L’ère Palmiéri
Le regard a ses ères, comme la géologie. Sauf qu’en géologie, les ères n’ont pas de regard, ne sont pas le produit d’un regard. Le géologue n’est pas vu par le Crétacé, le Carbonifère, le Mésozoïque, le Dévonien, le Miocène, pas plus qu’il ne les voit. Le propre des déformations du corps terrestre, phénomène capital s’il en est, c’est de produire dans le noir. Les choses importantes se passent dans le noir, c’est bien connu. La science découpe le Grand Aveuglement en périodes, en ères. Le Savoir y trouve son compte, non l’émotion, non l’instinct. L’œil du géologue se pétrifie à vouloir explorer le temps tellurique.
J’aime cette idée qu’existe une ère du regard.
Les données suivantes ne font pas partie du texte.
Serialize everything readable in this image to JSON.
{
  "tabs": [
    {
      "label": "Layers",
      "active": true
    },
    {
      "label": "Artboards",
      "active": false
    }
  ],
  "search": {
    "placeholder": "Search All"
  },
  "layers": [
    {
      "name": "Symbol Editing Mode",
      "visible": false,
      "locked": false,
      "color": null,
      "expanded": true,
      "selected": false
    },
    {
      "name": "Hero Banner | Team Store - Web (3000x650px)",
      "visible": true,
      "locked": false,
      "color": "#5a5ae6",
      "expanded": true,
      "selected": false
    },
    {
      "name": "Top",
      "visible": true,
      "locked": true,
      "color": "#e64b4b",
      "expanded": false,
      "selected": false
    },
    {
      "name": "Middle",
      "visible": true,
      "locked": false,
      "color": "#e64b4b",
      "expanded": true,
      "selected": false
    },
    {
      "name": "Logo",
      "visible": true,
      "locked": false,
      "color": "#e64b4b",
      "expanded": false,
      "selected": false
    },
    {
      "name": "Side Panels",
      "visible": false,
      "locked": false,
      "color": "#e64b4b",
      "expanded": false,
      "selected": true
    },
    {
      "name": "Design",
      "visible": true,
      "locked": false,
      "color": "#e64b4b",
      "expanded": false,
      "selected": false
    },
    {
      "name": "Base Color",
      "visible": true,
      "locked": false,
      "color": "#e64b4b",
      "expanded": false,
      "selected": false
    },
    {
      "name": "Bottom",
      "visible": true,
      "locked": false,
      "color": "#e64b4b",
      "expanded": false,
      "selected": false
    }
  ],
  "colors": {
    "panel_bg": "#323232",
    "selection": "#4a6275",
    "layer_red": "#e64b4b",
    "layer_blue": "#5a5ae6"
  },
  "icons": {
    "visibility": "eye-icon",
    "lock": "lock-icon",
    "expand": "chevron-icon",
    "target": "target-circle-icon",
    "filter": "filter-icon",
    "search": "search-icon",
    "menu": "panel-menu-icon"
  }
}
Elle me vint en découvrant les photographies de Christine
Palmiéri. Je n’irai pas jusqu’à parler d’un palmérien
supérieur ou d’un Néo-Palmérien, ce serait en trahir les poussées imprévisibles et spasmodiques, les fixer dans l’espace.
On pourrait penser que je fais de l’humour, alors que je songe seulement à mettre ce que je ressens au plus intime en accord avec ma langue en liberté. Car le regard de l’artiste est lui-même une leçon de liberté là où il se meut, c’est-à-dire au fin fond de ces strates de l’être qui semblent sans cesse nous prier de payer en vertiges le prix de leurs révélations. Christine « ose » sa
vision qui devient inclassable. Quand elle s’étale comme immémoriale, elle surgit comme inaugurale. Elle surprend la vie
à ses commencements, lesquels, de naissance, sont irrationnels. Chez elle, le Monstre prend tout naturellement sa place dans la généalogie titubante de nos premières pulsions. Dans l’ordre du vivant, et comme pendant aux déformations tectoniques du sous-sol, les déformations psychomorphologiques de l’homme, ses rythmes initiaux, au mental et au charnel, toute la « préhistoire » de ses métamorphoses et soulèvements, culmine tout à coup dans une conscience moderne de nos origines. Nous nous sentons alertés par cette « santé » du Monstre d’avant nos hygiènes raisonnables. Nous avons envie d’en associer les houleuses difformités à ce que l’on pourrait appeler « une perception rafraîchie, revirginisée », de la réalité, toute la réalité, la nôtre, celle du monde.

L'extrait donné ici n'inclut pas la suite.